As the final step of the analysis of the model, provide the measurement model statistics.

In developing models to test propositions using PLS-SEM, researchers use theory, judgment, experience and research objectives to identify and develop propositions about relationships between multiple independent and dependent variables (Hair et al., 2014:108).

As part of Stage 2 of Hinkin’s approach (1995), the development of the questionnaire included the evaluation of the initial variables. Hair et al. (2014:107) quoted Lohmöller and Wold (1980:1):

PLS is primarily intended for research contexts that are simultaneously data-rich and theory-skeletal. The model building is then an evolutionary process, a dialog between the investigator and the computer. In the process, the model extracts fresh knowledge from the data, thereby putting flesh on the theoretical bones.
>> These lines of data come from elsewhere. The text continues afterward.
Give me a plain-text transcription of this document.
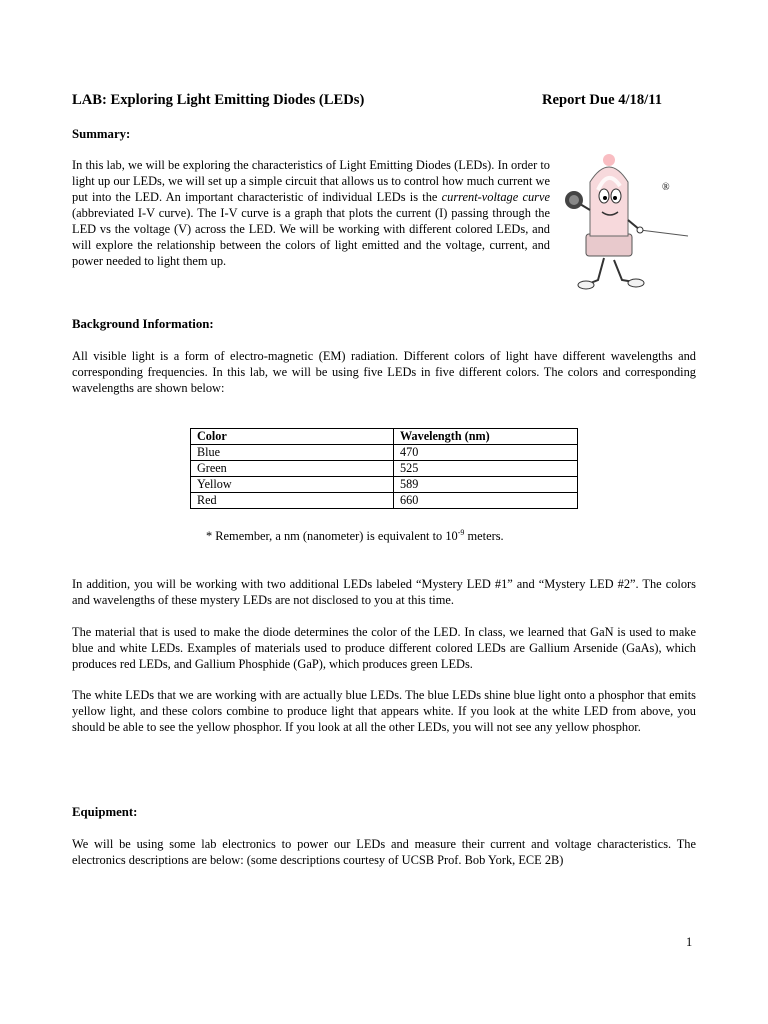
LAB: Exploring Light Emitting Diodes (LEDs)	Report Due 4/18/11
Summary:
In this lab, we will be exploring the characteristics of Light Emitting Diodes (LEDs). In order to light up our LEDs, we will set up a simple circuit that allows us to control how much current we put into the LED. An important characteristic of individual LEDs is the current-voltage curve (abbreviated I-V curve). The I-V curve is a graph that plots the current (I) passing through the LED vs the voltage (V) across the LED. We will be working with different colored LEDs, and will explore the relationship between the colors of light emitted and the voltage, current, and power needed to light them up.
®
Background Information:
All visible light is a form of electro-magnetic (EM) radiation. Different colors of light have different wavelengths and corresponding frequencies. In this lab, we will be using five LEDs in five different colors. The colors and corresponding wavelengths are shown below:
Color	Wavelength (nm)
Blue	470
Green	525
Yellow	589
Red	660
* Remember, a nm (nanometer) is equivalent to $10^{-9}$ meters.
In addition, you will be working with two additional LEDs labeled “Mystery LED #1” and “Mystery LED #2”. The colors and wavelengths of these mystery LEDs are not disclosed to you at this time.
The material that is used to make the diode determines the color of the LED. In class, we learned that GaN is used to make blue and white LEDs. Examples of materials used to produce different colored LEDs are Gallium Arsenide (GaAs), which produces red LEDs, and Gallium Phosphide (GaP), which produces green LEDs.
The white LEDs that we are working with are actually blue LEDs. The blue LEDs shine blue light onto a phosphor that emits yellow light, and these colors combine to produce light that appears white. If you look at the white LED from above, you should be able to see the yellow phosphor. If you look at all the other LEDs, you will not see any yellow phosphor.
Equipment:
We will be using some lab electronics to power our LEDs and measure their current and voltage characteristics. The electronics descriptions are below: (some descriptions courtesy of UCSB Prof. Bob York, ECE 2B)
1
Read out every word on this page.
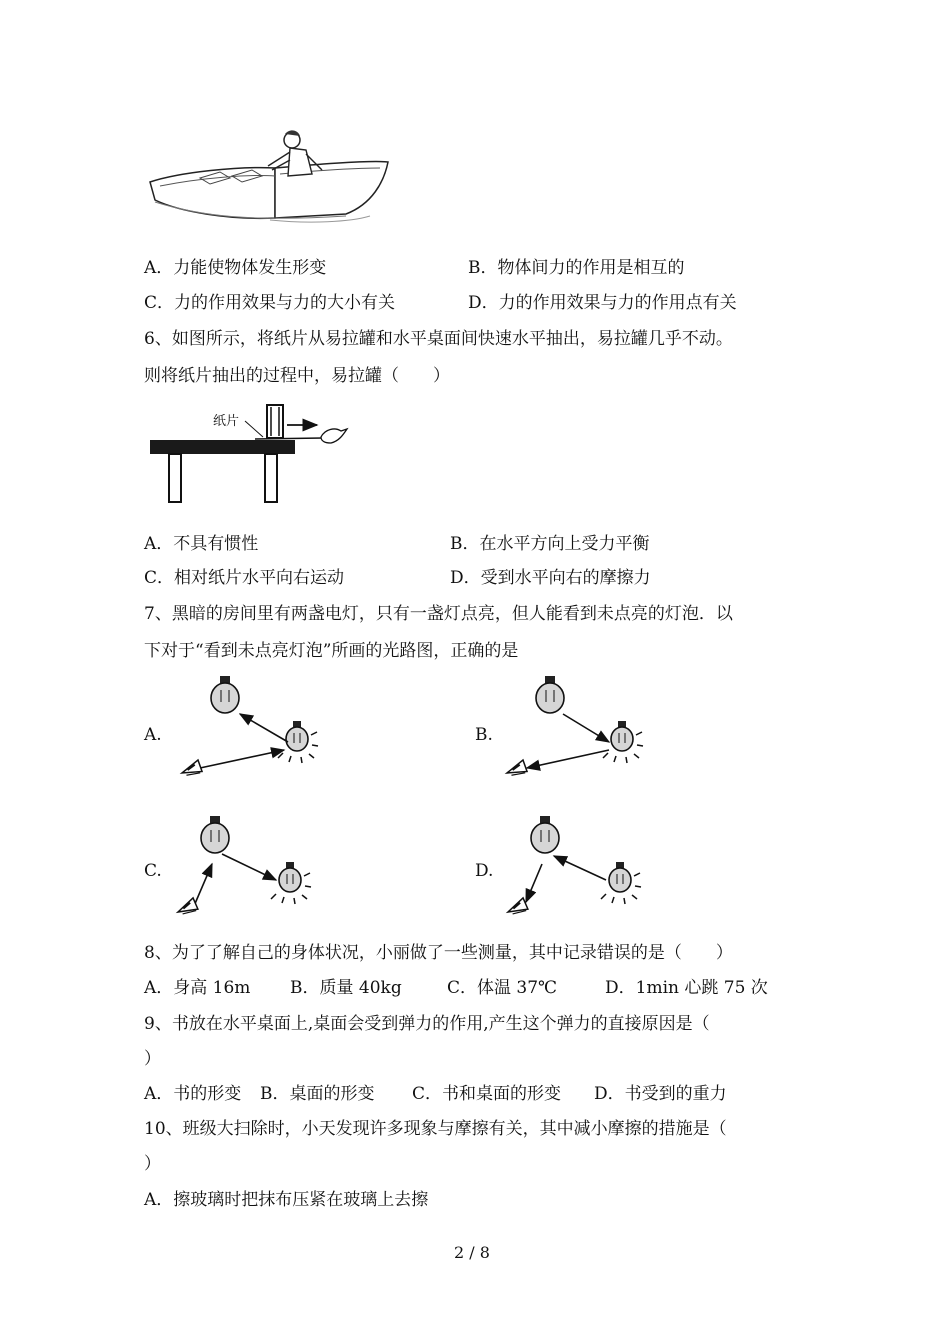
A．力能使物体发生形变	B．物体间力的作用是相互的
C．力的作用效果与力的大小有关	D．力的作用效果与力的作用点有关
6、如图所示，将纸片从易拉罐和水平桌面间快速水平抽出，易拉罐几乎不动。
则将纸片抽出的过程中，易拉罐（　　）
纸片
A．不具有惯性	B．在水平方向上受力平衡
C．相对纸片水平向右运动	D．受到水平向右的摩擦力
7、黑暗的房间里有两盏电灯，只有一盏灯点亮，但人能看到未点亮的灯泡．以
下对于“看到未点亮灯泡”所画的光路图，正确的是
A.	B.
C.	D.
8、为了了解自己的身体状况，小丽做了一些测量，其中记录错误的是（　　）
A．身高 16m B．质量 40kg	C．体温 37℃	D．1min 心跳 75 次
9、书放在水平桌面上,桌面会受到弹力的作用,产生这个弹力的直接原因是（
）
A．书的形变 B．桌面的形变 C．书和桌面的形变 D．书受到的重力
10、班级大扫除时，小天发现许多现象与摩擦有关，其中减小摩擦的措施是（
）
A．擦玻璃时把抹布压紧在玻璃上去擦
2 / 8
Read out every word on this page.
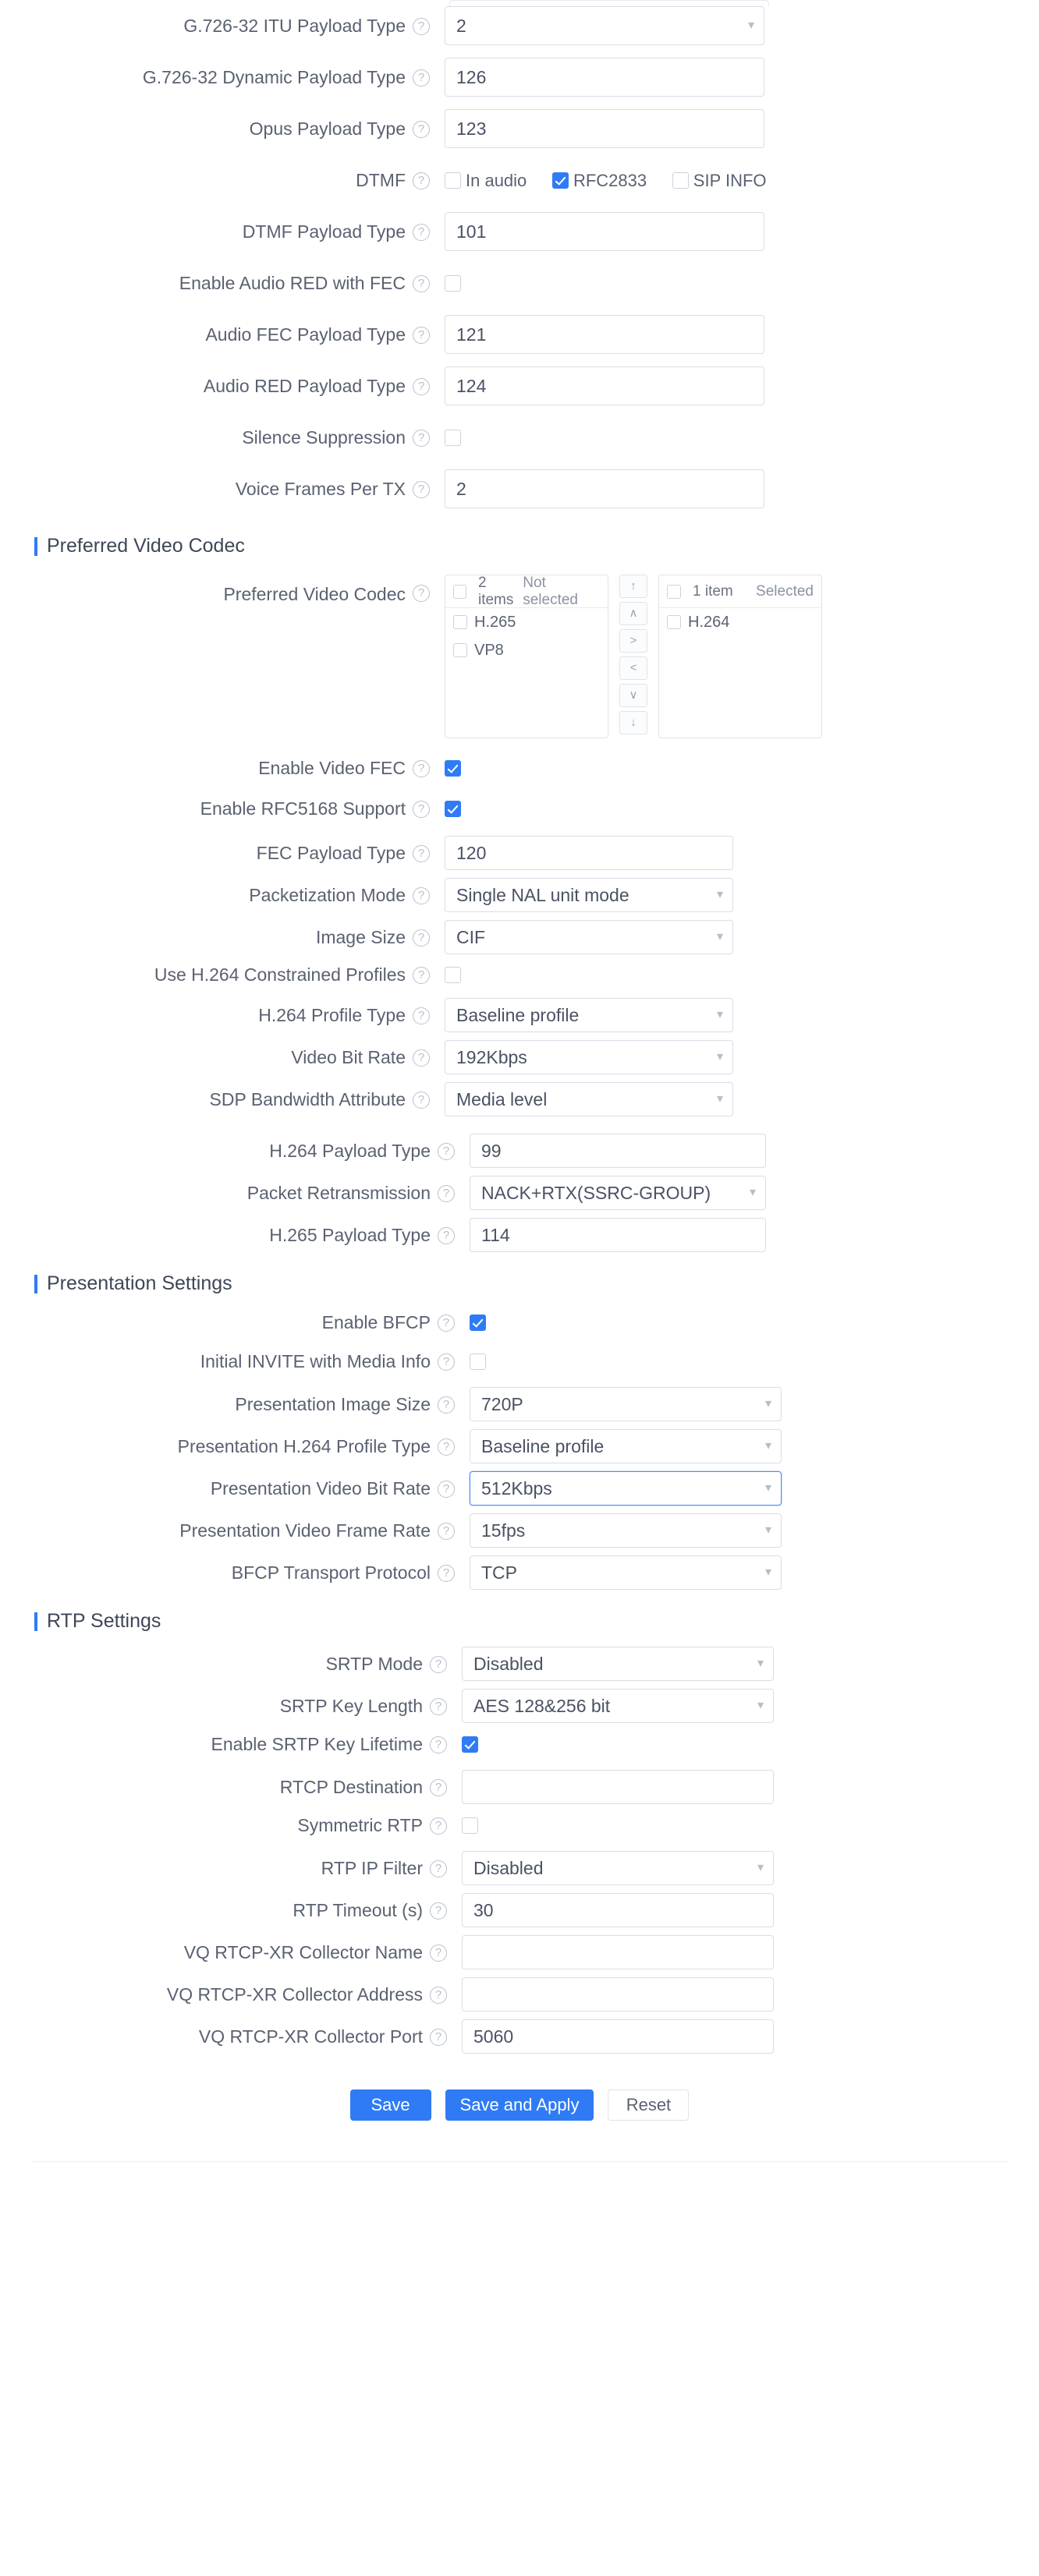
G.726-32 ITU Payload Type	?	2	▾
G.726-32 Dynamic Payload Type	?	126
Opus Payload Type	?	123
DTMF	?	In audio	RFC2833	SIP INFO
DTMF Payload Type	?	101
Enable Audio RED with FEC	?
Audio FEC Payload Type	?	121
Audio RED Payload Type	?	124
Silence Suppression	?
Voice Frames Per TX	?	2
Preferred Video Codec
Preferred Video Codec	?
2 items
Not selected
H.265
VP8
↑
∧
>
<
∨
↓
1 item Selected
H.264
Enable Video FEC	?
Enable RFC5168 Support	?
FEC Payload Type	?	120
Packetization Mode	?	Single NAL unit mode	▾
Image Size	?	CIF	▾
Use H.264 Constrained Profiles	?
H.264 Profile Type	?	Baseline profile	▾
Video Bit Rate	?	192Kbps	▾
SDP Bandwidth Attribute	?	Media level	▾
H.264 Payload Type	?	99
Packet Retransmission	?	NACK+RTX(SSRC-GROUP)	▾
H.265 Payload Type	?	114
Presentation Settings
Enable BFCP	?
Initial INVITE with Media Info	?
Presentation Image Size	?	720P	▾
Presentation H.264 Profile Type	?	Baseline profile	▾
Presentation Video Bit Rate	?	512Kbps	▾
Presentation Video Frame Rate	?	15fps	▾
BFCP Transport Protocol	?	TCP	▾
RTP Settings
SRTP Mode	?	Disabled	▾
SRTP Key Length	?	AES 128&256 bit	▾
Enable SRTP Key Lifetime	?
RTCP Destination	?
Symmetric RTP	?
RTP IP Filter	?	Disabled	▾
RTP Timeout (s)	?	30
VQ RTCP-XR Collector Name	?
VQ RTCP-XR Collector Address	?
VQ RTCP-XR Collector Port	?	5060
Save	Save and Apply	Reset
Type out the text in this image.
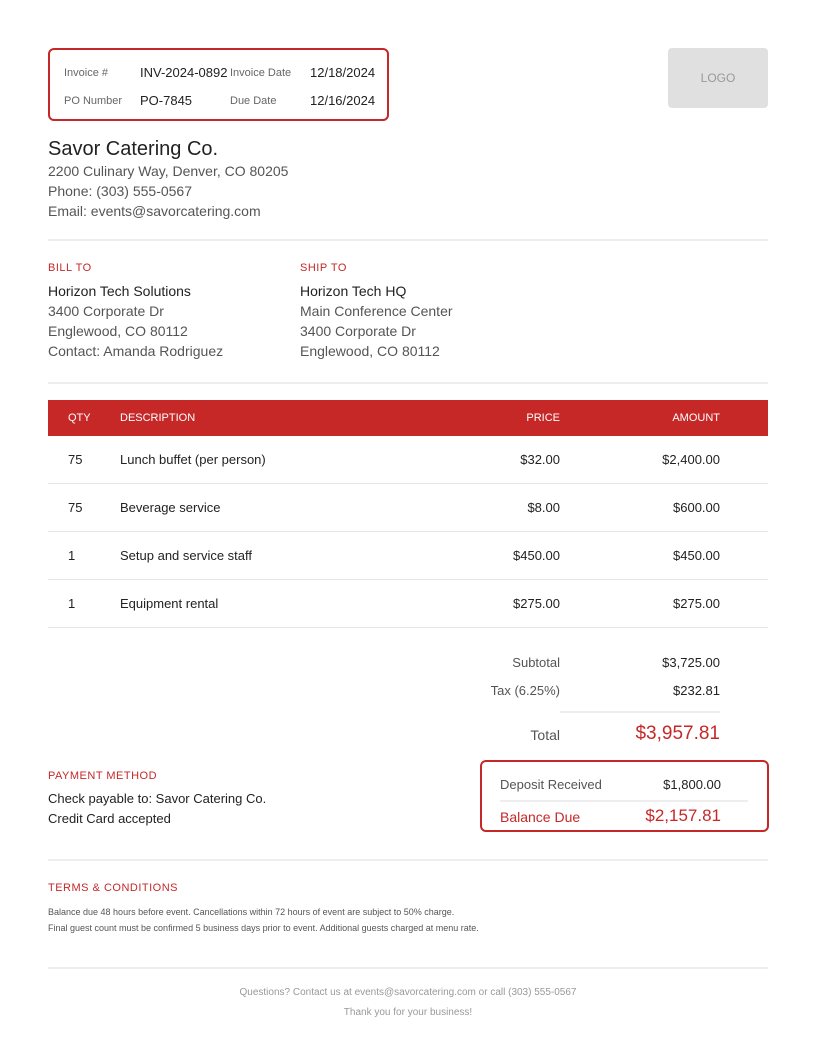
Invoice # INV-2024-0892 Invoice Date 12/18/2024
PO Number PO-7845	Due Date	12/16/2024
LOGO
Savor Catering Co.
2200 Culinary Way, Denver, CO 80205
Phone: (303) 555-0567
Email: events@savorcatering.com
BILL TO
Horizon Tech Solutions
3400 Corporate Dr
Englewood, CO 80112
Contact: Amanda Rodriguez
SHIP TO
Horizon Tech HQ
Main Conference Center
3400 Corporate Dr
Englewood, CO 80112
QTY	DESCRIPTION	PRICE	AMOUNT
75	Lunch buffet (per person)	$32.00	$2,400.00
75	Beverage service	$8.00	$600.00
1	Setup and service staff	$450.00	$450.00
1	Equipment rental	$275.00	$275.00
Subtotal	$3,725.00
Tax (6.25%)	$232.81
Total	$3,957.81
PAYMENT METHOD
Check payable to: Savor Catering Co.
Credit Card accepted
Deposit Received	$1,800.00
Balance Due	$2,157.81
TERMS & CONDITIONS
Balance due 48 hours before event. Cancellations within 72 hours of event are subject to 50% charge.
Final guest count must be confirmed 5 business days prior to event. Additional guests charged at menu rate.
Questions? Contact us at events@savorcatering.com or call (303) 555-0567
Thank you for your business!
At each step PLS retests content with consistency of the unknowns.

By conducting statistical analysis of the data received from the questionnaire as well as incorporating the theory from literature, the final exploratory research model was proposed. In this refined exploratory model, the main constructs remain as per the theoretical model: culture (in green), technology (in grey), behaviour (in red / brown) and value aspects (in purple) of the exploratory model as indicated in the Figure 6.8. Additionally, theory from literature suggests that the final exploratory model needs to consider the general support for green electricity as well as the relationship between support for green electricity and the perception of the electricity supplier. These components were included in the refined exploratory model.The theoretical exploratory model was uploaded and evaluated by the USB’s statistical support using the STATISTICATM software programme with the assistance of the Stellenbosch University’s Centre for Statistical Consultation.

Figure 6.8: Refined explorative model used for evaluation

When using PLS-SEM, the model refinement does not have a defined completion. Therefore, the researcher decides when the model is sufficiently refined (Hair et al., 2014:107). In order to verify the construct validity of items used in the exploratory model, an evaluation process on each construct was completed as described in the next sections.